I've no real idea Alan until the lotus goes and I see how it pans out with the house move which is getting on for some big numbers to get what we want in this area. I was looking at the 5 door Alf quadrifoglio at the weekend but the interior is a bit naff and the sat nav is especially [email protected] when you've had time with the latest idrive.

I test drove an RS3 and RS4 pre lockdown but I wasn't happy with them at all so maybe it's time for the Family Prius.


----------



## bhoy78 (Oct 30, 2014)

Terry you will never ever have a family Prius. That isn't just a normal Lotus :lol: not sure where the baby seat was meant to go. Anyway good luck with the new addition, house move and whatever you decide to replace the space ship with 8)


----------



## TerryCTR (Nov 12, 2009)

bhoy78 said:


> Terry you will never ever have a family Prius. That isn't just a normal Lotus :lol: not sure where the baby seat was meant to go. Anyway good luck with the new addition, house move and whatever you decide to replace the space ship with 8)
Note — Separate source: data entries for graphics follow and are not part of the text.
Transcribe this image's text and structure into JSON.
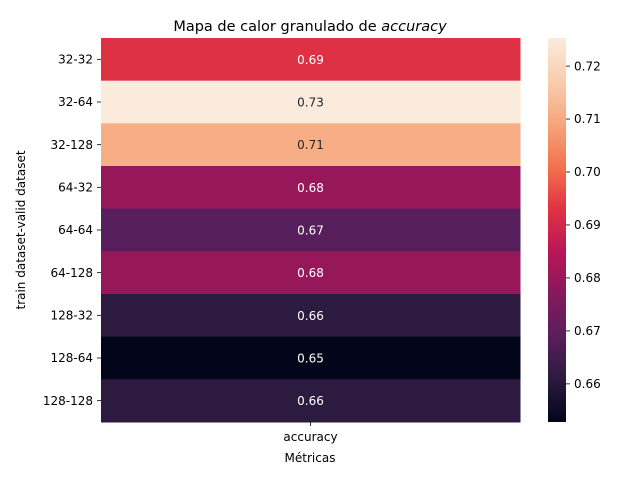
{
  "chart_data": {
    "type": "heatmap",
    "title_prefix": "Mapa de calor granulado de ",
    "title_emphasis": "accuracy",
    "xlabel": "Métricas",
    "ylabel": "train dataset-valid dataset",
    "columns": [
      "accuracy"
    ],
    "rows": [
      "32-32",
      "32-64",
      "32-128",
      "64-32",
      "64-64",
      "64-128",
      "128-32",
      "128-64",
      "128-128"
    ],
    "values": [
      [
        0.6925
      ],
      [
        0.7253
      ],
      [
        0.7108
      ],
      [
        0.6795
      ],
      [
        0.6683
      ],
      [
        0.6795
      ],
      [
        0.6612
      ],
      [
        0.6528
      ],
      [
        0.6612
      ]
    ],
    "cell_labels": [
      "0.69",
      "0.73",
      "0.71",
      "0.68",
      "0.67",
      "0.68",
      "0.66",
      "0.65",
      "0.66"
    ],
    "colorbar": {
      "min": 0.6528,
      "max": 0.7253,
      "ticks": [
        0.66,
        0.67,
        0.68,
        0.69,
        0.7,
        0.71,
        0.72
      ],
      "tick_labels": [
        "0.66",
        "0.67",
        "0.68",
        "0.69",
        "0.70",
        "0.71",
        "0.72"
      ]
    },
    "colormap": "rocket",
    "colormap_stops": [
      "#03051a",
      "#2b1a3f",
      "#5a1e5c",
      "#86195c",
      "#b91657",
      "#e13342",
      "#f3734f",
      "#f6a67c",
      "#f9cdb0",
      "#faebdd"
    ],
    "grid": false,
    "legend": "none"
  }
}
 :lol: cheers, roll on Friday for phase 2 of lockdown easing hopefully the TTS fills the void until some rwd action down the line


----------



## credy68 (Nov 1, 2019)

ive been looking at a m2comp what are running costs like av mpg? servicing etc ?maybe selling my tts.


----------



## bhoy78 (Oct 30, 2014)

credy68 said:


> ive been looking at a m2comp what are running costs like av mpg? servicing etc ?maybe selling my tts.


Bmw insurance is surprisingly cheap. If you have any additional performance kit etc fitted by the main dealer these do not need to be disclosed. M cars do however need to have a tracker fitted. Can't really comment on the competition other than it looks great. The average mpg is likely similar to the TTS.


----------



## TerryCTR (Nov 12, 2009)

credy68 said:


> ive been looking at a m2comp what are running costs like av mpg? servicing etc ?maybe selling my tts.


Servicing is reasonable but the M2 was noticeably worse on fuel. Even when I tried to cruise it couldn't get near what the TTS was managing mileage wise and I only had the 6 speed dsg which I felt was lacking an extra gear for the long motorway trips.


----------